In trying to cut off the insurgents in Afghanistan from any haven, the U.S. government has been trying to force the Pakistan Army to fight the war in more and more regions of Pakistan, a country of almost 160 million people. U.S. special forces and drones carry out terrorist raids and bombings against the people of the tribal territories. The U.S. also pushed the Pakistan military to carry out a big offensive in the Swat Valley, causing at least two million refugees to flee, raising the danger of starvation in the winter. This has also further destabilized the already corrupt and tottering Pakistan regime, as it is forced to carry out U.S. orders in a country where much of the population strongly opposes U.S. intervention. On top of that, the Pakistan government has issued warnings of the possibility of the war spreading to another province, Baluchistan, where there already is an insurgency against the Pakistan government.
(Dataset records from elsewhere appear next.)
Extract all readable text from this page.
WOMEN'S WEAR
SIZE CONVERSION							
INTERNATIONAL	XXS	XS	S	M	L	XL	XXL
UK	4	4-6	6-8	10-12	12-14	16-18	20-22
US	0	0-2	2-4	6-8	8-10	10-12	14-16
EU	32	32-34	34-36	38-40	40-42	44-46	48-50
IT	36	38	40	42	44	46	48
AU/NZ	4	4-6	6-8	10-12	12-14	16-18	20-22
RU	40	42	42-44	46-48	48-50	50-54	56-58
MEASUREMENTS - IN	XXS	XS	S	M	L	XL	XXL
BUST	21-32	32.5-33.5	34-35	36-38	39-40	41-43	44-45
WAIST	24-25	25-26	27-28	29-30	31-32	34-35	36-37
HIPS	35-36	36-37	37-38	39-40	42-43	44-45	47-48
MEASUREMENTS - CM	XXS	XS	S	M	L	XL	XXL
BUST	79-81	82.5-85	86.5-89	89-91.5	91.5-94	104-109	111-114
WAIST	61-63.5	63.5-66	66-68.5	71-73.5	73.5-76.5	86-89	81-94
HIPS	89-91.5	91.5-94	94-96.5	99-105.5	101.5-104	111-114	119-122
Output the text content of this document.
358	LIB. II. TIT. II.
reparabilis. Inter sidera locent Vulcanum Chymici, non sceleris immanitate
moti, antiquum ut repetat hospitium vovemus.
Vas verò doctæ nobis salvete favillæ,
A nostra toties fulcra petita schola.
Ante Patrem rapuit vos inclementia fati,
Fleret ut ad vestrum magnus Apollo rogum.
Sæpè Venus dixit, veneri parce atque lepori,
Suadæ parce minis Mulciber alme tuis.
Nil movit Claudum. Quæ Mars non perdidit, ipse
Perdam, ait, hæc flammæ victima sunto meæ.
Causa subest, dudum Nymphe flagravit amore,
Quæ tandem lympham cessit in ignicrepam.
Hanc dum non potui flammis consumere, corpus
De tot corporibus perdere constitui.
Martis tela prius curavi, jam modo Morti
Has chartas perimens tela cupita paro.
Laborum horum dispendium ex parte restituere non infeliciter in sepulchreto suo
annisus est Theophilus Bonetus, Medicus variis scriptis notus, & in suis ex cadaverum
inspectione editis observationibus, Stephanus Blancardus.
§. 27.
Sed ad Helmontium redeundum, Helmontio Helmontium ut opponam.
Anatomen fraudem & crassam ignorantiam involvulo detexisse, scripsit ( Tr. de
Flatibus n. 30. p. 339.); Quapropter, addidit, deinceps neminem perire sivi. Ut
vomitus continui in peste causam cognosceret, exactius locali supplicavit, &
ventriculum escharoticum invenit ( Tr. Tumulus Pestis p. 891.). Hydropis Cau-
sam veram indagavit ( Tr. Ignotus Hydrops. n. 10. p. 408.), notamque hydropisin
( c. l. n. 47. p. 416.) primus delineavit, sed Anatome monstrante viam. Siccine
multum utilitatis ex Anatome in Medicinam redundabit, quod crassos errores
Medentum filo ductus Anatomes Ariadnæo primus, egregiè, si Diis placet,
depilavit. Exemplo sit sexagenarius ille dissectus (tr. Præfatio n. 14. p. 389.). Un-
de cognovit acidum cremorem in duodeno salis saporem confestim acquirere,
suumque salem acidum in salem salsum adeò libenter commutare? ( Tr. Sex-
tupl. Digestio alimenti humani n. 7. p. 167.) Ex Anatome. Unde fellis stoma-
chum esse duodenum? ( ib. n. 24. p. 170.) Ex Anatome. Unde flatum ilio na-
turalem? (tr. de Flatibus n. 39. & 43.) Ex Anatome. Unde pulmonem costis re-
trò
The war “is worth the effort we are making and the sacrifice that is being felt. And more will come,” said Vice President Joseph Biden on a July 23 state visit to Great Britain, the chief U.S. ally in Afghanistan. Biden was speaking to a British public that has already demonstrated its revulsion to the terrible cost of the war. But he might have been speaking to the American public as well.

Month by month, the U.S. working class is paying the price for the U.S. escalation in Afghanistan and Pakistan. In the first three weeks of July, 30 U.S. soldiers were killed, surpassing the highest previous monthly total, reached in June 2008. The U.S. working class has not stopped paying for the wars of conquest and control carried out in the interests of its own imperialist ruling class.

Obviously, the full extent of all these wars has been generally hidden by the almost complete news blackout. And the desperation caused by the worsening recession has meant that more young people – and not so young people – have been going into the military, in order to escape unemployment.

U.S. imperialism’s barbaric wars can be stopped when the U.S. working class, both at home and in the military, revolts.